When one stands in front of the gigantic 24-foot concrete wall
that is now erected in the midst of Palestinian Jerusalem,
dissecting families, businesses and essential services,
interrupting the whole fabric of life, one cannot but conclude
that the sole purpose of the wall is to humiliate and strangle.
Will it not promote resistance and terror rather than security
and peace?
The present Israeli government, though spreading false rhetoric
about peaceful aspirations and antiterror measures, is actually
doing the utmost to inflict destruction, humiliation and
poverty, which are the true infrastructures of terror. It is the
role of every fair-minded citizen who abhors terror to take
actions that will bring Israel to its senses. Putting Israel on
trial in The Hague is one such action; however, it is not
enough.
We ask millions of Americans to apply pressure on the U.S.
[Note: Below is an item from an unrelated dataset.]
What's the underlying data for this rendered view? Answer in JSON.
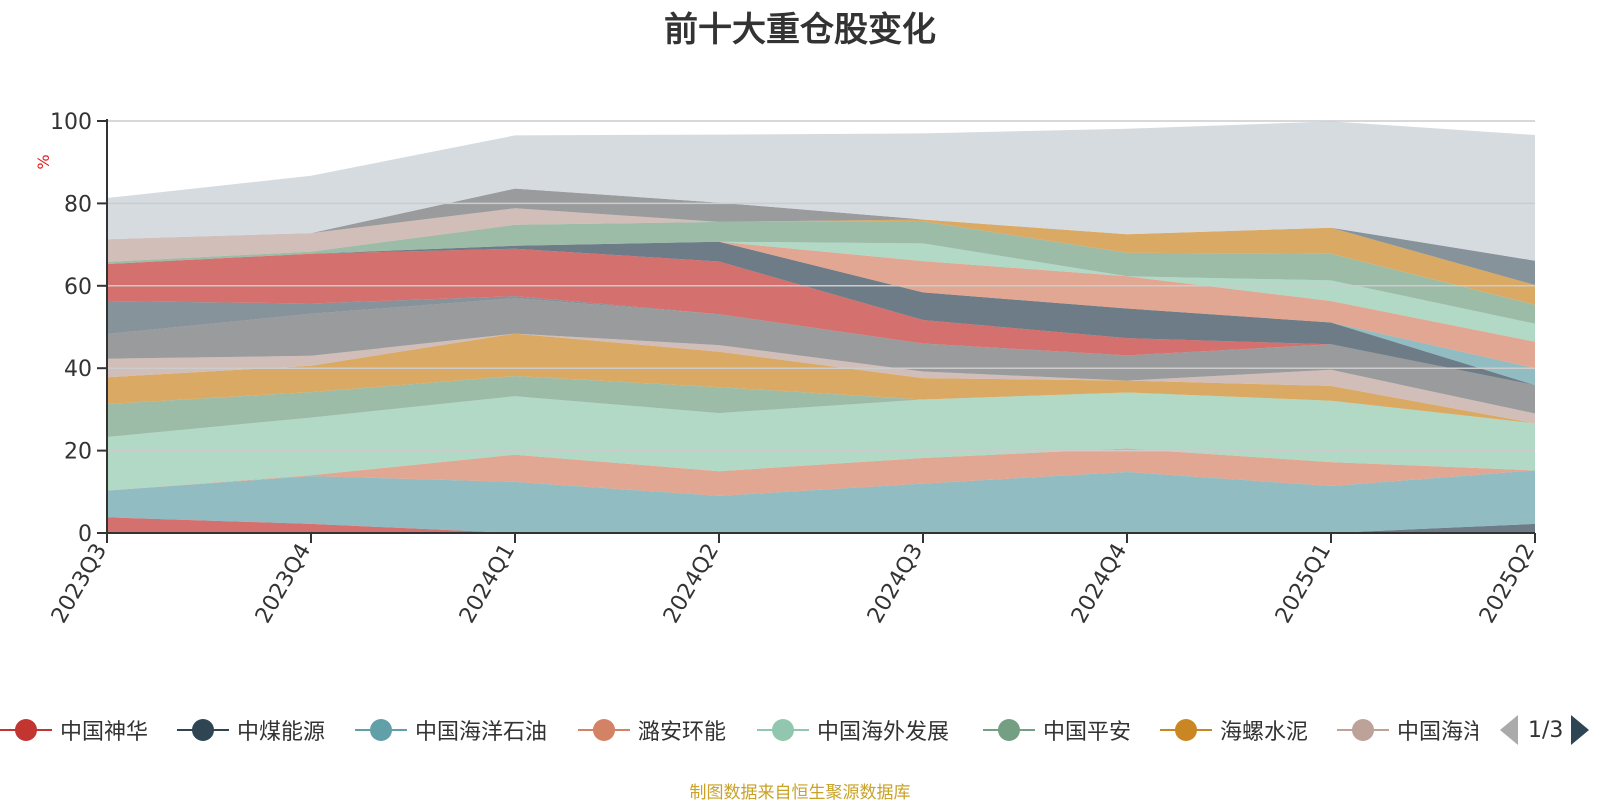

government to halt Israel from building this wall and from
continuing its path to self-destruction. As Jews contemplating
our history, we realize that the only path to safety is through
mutual recognition, not domination. As the prophet Zechariah
wrote:
"These are the things you shall do: Speak truth to one another,
render in your gates judgments that are just and make for
peace." (Zechariah 8:16). We desperately need the loving help of
the citizens of the free world. It is time for those who truly
support Israel to bring down this wall.
Leibowitz is an Israeli human rights lawyer. Nir is an Israeli
physicist who is a member of Ta'ayush, an Arab-Jewish group that
works to end racism and segregation.